A few days later, however, he started experiencing more severe symptoms and broke out in a high fever, low oxygen level and a worsening cough.
“It attacked my lungs and crystallized my lungs, [which] is why I was having such a hard time breathing,” he said.
During his weeklong stay, he was put in isolation and placed on a BiPAP machine (bi-level positive airway pressure) which forced air into his lungs, allowing them to expand and maintain a consistent breathing pattern. He was also given steroids — which he still takes, despite his discharge from the hospital.
He explained the sensation of breathing with crystallized lungs, stating even something “as silly as a hiccup” would put enough pressure on his chest to cause pain. During his interview with the Boomerang, Gonzalez frequently cleared his lungs and said although he felt much better, when he was first discharged, he could only talk in 60-second intervals before developing a pain in his chest.

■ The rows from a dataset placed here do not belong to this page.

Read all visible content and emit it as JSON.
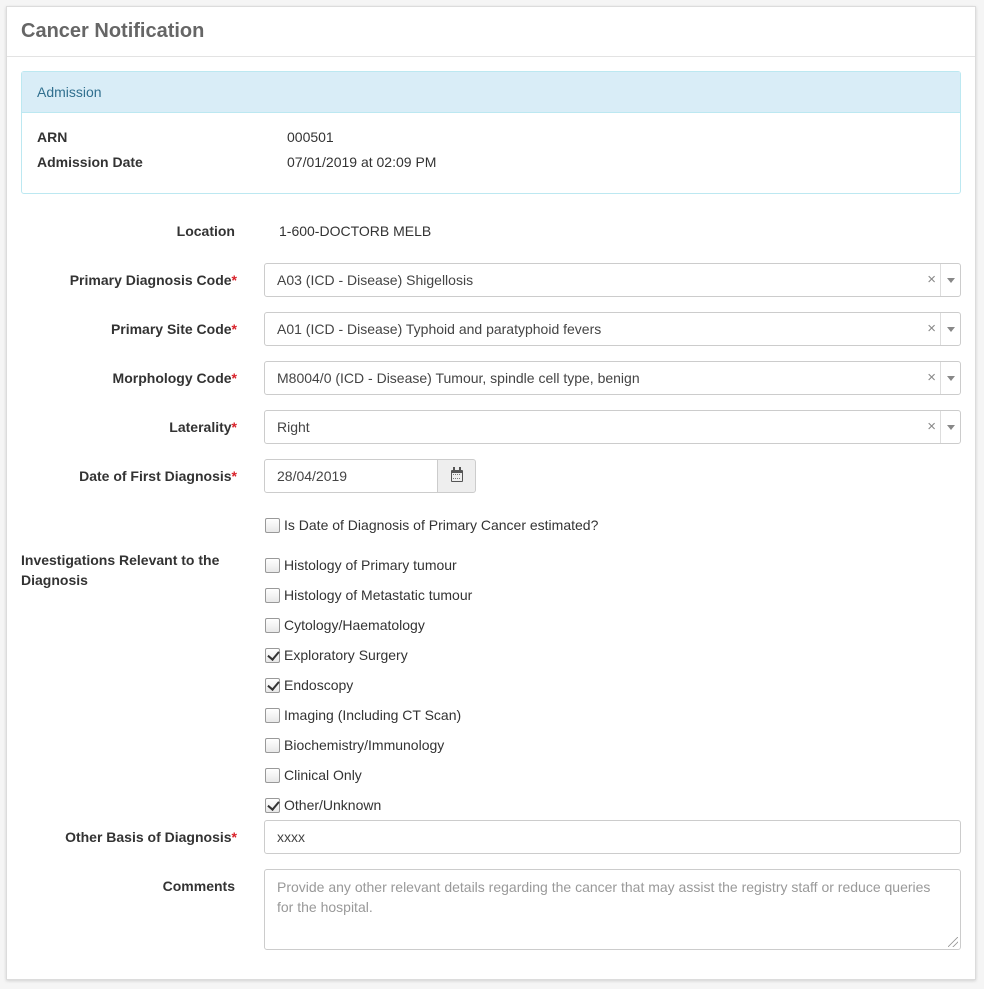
{
  "title": "Cancer Notification",
  "admission": {
    "heading": "Admission",
    "arn_label": "ARN",
    "arn_value": "000501",
    "date_label": "Admission Date",
    "date_value": "07/01/2019 at 02:09 PM"
  },
  "required_marker": "*",
  "location": {
    "label": "Location",
    "value": "1-600-DOCTORB MELB"
  },
  "primary_diagnosis": {
    "label": "Primary Diagnosis Code",
    "value": "A03 (ICD - Disease) Shigellosis"
  },
  "primary_site": {
    "label": "Primary Site Code",
    "value": "A01 (ICD - Disease) Typhoid and paratyphoid fevers"
  },
  "morphology": {
    "label": "Morphology Code",
    "value": "M8004/0 (ICD - Disease) Tumour, spindle cell type, benign"
  },
  "laterality": {
    "label": "Laterality",
    "value": "Right"
  },
  "first_diagnosis_date": {
    "label": "Date of First Diagnosis",
    "value": "28/04/2019"
  },
  "clear_symbol": "×",
  "estimated": {
    "label": "Is Date of Diagnosis of Primary Cancer estimated?",
    "checked": false
  },
  "investigations": {
    "label": "Investigations Relevant to the Diagnosis",
    "items": [
      {
        "label": "Histology of Primary tumour",
        "checked": false
      },
      {
        "label": "Histology of Metastatic tumour",
        "checked": false
      },
      {
        "label": "Cytology/Haematology",
        "checked": false
      },
      {
        "label": "Exploratory Surgery",
        "checked": true
      },
      {
        "label": "Endoscopy",
        "checked": true
      },
      {
        "label": "Imaging (Including CT Scan)",
        "checked": false
      },
      {
        "label": "Biochemistry/Immunology",
        "checked": false
      },
      {
        "label": "Clinical Only",
        "checked": false
      },
      {
        "label": "Other/Unknown",
        "checked": true
      }
    ]
  },
  "other_basis": {
    "label": "Other Basis of Diagnosis",
    "value": "xxxx"
  },
  "comments": {
    "label": "Comments",
    "placeholder": "Provide any other relevant details regarding the cancer that may assist the registry staff or reduce queries for the hospital."
  }
}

Gonzalez said the hardest part about his hospitalization was being alone in his room for long periods of time, as well as his inability to be active and exercise. Before contracting coronavirus, Gonzalez frequented the gym five times a week and has always been a sales rep for Pepsi.
“I think that helped (with COVID),” he said, adding he has always had a strong lung capacity. But if it weren’t for his daily routine physical activities, Gonzalez’ symptoms likely would have been a lot worse.
“It’s not going to be a quick recovery,” he said, noting it could be months before his lungs return to any amount of normal function. For now, he has been instructed to practice breathing exercises to strengthen his lungs. He’s also on supplemental oxygen.
“I was one of those who didn’t really believe. … It was a wake-up call that (the pandemic) is still here,” Gonzalez said. “I really appreciate what they did for me in the hospital.”
Ledesma hopes to encourage people with vaccine hesitancy to immunize, stating, “It is unknown how COVID will affect you, but it is known that the vaccine will prevent severe cases and death, [which] is the worst side effect.”
It does make a difference, Sanders and Rooney agreed, not only for the individual, but for the people surrounding them, too.